自称売文プロ(レタリアート)葦原骸吉(佐藤賢二)のブログ。過去の仕事の一部は「B級保存版」に再録。

10.イオンモール福岡

本年1月末、父親の十三回忌で九州を訪れたついでに、高校生当時に住んでいた福岡県糟屋郡粕屋町まで行き、自転車で通学してた高校まで約10kmの距離を歩いてみた。
この一帯の風景はほとんど田んぼと炭坑跡地しかないド田舎である。ところが、田んぼの真ん中にやけに大きな建物と、自動車が何百台も停まっている場所が見える。近づいてみると、それが巨大ショッピングモールのイオンモール福岡だったわけだ。
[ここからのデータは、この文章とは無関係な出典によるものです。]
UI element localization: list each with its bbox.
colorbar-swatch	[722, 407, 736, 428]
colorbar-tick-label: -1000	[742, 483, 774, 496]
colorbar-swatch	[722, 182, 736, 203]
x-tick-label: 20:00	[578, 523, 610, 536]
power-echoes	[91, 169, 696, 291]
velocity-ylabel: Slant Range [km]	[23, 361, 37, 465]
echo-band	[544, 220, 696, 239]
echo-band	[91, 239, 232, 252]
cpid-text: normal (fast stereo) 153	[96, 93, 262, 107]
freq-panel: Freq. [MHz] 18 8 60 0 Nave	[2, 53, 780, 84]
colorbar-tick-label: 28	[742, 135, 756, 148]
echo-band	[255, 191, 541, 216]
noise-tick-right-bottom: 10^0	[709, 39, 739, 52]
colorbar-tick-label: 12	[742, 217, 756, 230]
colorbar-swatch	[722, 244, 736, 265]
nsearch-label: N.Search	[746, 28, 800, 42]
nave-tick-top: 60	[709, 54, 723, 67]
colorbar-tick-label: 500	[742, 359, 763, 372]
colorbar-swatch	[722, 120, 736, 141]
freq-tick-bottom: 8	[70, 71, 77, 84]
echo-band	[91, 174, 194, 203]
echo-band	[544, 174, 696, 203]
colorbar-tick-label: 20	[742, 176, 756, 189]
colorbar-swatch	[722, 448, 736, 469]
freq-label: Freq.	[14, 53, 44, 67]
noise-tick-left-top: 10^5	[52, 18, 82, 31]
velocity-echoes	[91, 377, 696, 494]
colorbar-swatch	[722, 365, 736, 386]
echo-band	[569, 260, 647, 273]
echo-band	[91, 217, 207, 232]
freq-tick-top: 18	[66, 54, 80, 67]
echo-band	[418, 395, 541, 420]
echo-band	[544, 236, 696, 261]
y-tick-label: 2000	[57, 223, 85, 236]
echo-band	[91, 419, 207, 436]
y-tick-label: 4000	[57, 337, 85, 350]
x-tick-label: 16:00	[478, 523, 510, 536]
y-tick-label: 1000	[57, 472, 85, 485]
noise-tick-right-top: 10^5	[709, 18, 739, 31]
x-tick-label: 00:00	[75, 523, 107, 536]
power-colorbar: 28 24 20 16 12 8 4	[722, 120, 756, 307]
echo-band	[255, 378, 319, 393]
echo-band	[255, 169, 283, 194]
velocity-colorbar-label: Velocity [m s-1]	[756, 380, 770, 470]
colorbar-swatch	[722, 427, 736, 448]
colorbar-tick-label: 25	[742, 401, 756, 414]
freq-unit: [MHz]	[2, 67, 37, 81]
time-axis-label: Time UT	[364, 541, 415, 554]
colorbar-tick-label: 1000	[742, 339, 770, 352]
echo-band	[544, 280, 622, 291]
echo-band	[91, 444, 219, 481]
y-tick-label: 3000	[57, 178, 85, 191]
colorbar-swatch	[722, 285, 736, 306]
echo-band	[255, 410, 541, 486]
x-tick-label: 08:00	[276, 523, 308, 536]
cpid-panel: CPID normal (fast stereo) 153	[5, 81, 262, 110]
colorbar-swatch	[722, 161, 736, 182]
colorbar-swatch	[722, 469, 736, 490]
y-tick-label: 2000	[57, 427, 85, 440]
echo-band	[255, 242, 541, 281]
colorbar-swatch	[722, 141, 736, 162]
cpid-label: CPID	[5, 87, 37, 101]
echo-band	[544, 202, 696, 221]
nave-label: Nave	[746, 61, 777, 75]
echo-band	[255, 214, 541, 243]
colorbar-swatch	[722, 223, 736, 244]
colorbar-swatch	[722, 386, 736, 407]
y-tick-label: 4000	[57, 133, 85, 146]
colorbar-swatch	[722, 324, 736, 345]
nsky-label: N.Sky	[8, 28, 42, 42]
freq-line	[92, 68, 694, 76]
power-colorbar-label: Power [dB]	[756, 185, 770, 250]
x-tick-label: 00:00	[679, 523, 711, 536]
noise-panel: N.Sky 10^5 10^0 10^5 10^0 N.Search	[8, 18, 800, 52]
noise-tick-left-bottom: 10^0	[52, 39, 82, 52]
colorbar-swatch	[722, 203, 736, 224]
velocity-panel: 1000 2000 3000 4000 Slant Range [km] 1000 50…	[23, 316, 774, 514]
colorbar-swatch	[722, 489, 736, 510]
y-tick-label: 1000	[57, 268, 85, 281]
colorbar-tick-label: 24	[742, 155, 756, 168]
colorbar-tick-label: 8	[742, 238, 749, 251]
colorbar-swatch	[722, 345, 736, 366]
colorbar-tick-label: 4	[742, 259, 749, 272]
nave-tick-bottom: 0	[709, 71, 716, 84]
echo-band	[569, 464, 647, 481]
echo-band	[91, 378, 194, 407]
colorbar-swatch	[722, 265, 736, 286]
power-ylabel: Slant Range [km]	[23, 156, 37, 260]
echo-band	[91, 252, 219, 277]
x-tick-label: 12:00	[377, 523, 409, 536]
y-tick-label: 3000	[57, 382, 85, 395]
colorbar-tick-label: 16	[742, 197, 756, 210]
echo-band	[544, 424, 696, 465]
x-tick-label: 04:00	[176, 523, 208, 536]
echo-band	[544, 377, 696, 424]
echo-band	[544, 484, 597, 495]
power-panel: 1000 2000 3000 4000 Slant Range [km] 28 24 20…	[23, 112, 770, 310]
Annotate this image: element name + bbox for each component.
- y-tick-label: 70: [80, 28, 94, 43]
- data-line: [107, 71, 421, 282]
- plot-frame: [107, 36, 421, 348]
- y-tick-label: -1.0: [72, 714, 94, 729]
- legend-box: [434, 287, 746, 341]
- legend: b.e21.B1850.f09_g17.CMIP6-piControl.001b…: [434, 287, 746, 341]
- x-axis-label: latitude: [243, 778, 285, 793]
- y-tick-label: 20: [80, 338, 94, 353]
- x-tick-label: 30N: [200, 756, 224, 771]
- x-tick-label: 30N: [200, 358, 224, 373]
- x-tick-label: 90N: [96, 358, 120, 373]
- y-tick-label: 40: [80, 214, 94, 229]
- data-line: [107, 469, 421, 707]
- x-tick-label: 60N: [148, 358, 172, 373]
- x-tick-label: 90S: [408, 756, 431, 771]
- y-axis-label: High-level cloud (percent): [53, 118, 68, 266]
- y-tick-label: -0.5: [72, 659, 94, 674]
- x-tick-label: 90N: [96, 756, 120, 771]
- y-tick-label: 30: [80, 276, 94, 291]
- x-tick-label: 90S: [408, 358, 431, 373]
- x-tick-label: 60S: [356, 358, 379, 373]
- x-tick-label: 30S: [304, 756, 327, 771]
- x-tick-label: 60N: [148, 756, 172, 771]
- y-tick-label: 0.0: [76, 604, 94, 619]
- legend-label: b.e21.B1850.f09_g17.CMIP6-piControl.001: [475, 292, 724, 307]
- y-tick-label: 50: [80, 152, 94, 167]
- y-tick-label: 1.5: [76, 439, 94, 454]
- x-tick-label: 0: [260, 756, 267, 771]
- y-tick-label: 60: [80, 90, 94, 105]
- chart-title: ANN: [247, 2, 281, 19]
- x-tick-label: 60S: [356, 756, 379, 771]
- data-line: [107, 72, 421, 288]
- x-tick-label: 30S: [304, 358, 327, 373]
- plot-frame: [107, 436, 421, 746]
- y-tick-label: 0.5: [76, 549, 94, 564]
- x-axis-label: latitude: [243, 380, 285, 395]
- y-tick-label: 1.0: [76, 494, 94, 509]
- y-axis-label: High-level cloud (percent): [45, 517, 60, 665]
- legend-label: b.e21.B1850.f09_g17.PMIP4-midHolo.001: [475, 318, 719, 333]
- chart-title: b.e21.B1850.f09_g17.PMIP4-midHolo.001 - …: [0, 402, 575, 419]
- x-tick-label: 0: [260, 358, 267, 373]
その敷地面積たるや、わたしの通っていた無駄に広い場末高校とほぼ同じ、飲食店から書店やCD屋は言うに及ばず模型屋や映画館まで揃ってる。
高校生当時のわたしは、学校と自宅以外の「ささやかな非日常」を求めて、学校帰りにわざわざ福岡市の中心街に遠回りして博多区の大型書店やら模型店やら画材屋(アナログ時代の同人マンガ描き御用達)などに寄り道したものだった。もし1980年代当時にこのイオンモール福岡があったら、その必要いっさいなかったじゃん!! それこそ通学路だし。
まさに風景が変わった印象、モールの近辺は田んぼの中に新しい高層住宅も増えてるし。
以前にアニメの『ペルソナ4』を見たら、地方都市の郊外に巨大ショッピングモールが出店してきて、地元商店街は不満がるけど若者たちはそこを拠点に新しい共同性を築いてゆく風景が描かれてたわけだが、そのイメージが改めて実感できた。
イオンモール福岡にはそれこそ県外からも客が来る。ひょっとすると、そこに新しい遠隔地間の若者の出会いの場があるかも知れない…ってのは、 阿部真大『地方にこもる若者たち』(isbn:4022735066)を読む限り、理想化しすぎかもしれないけどね。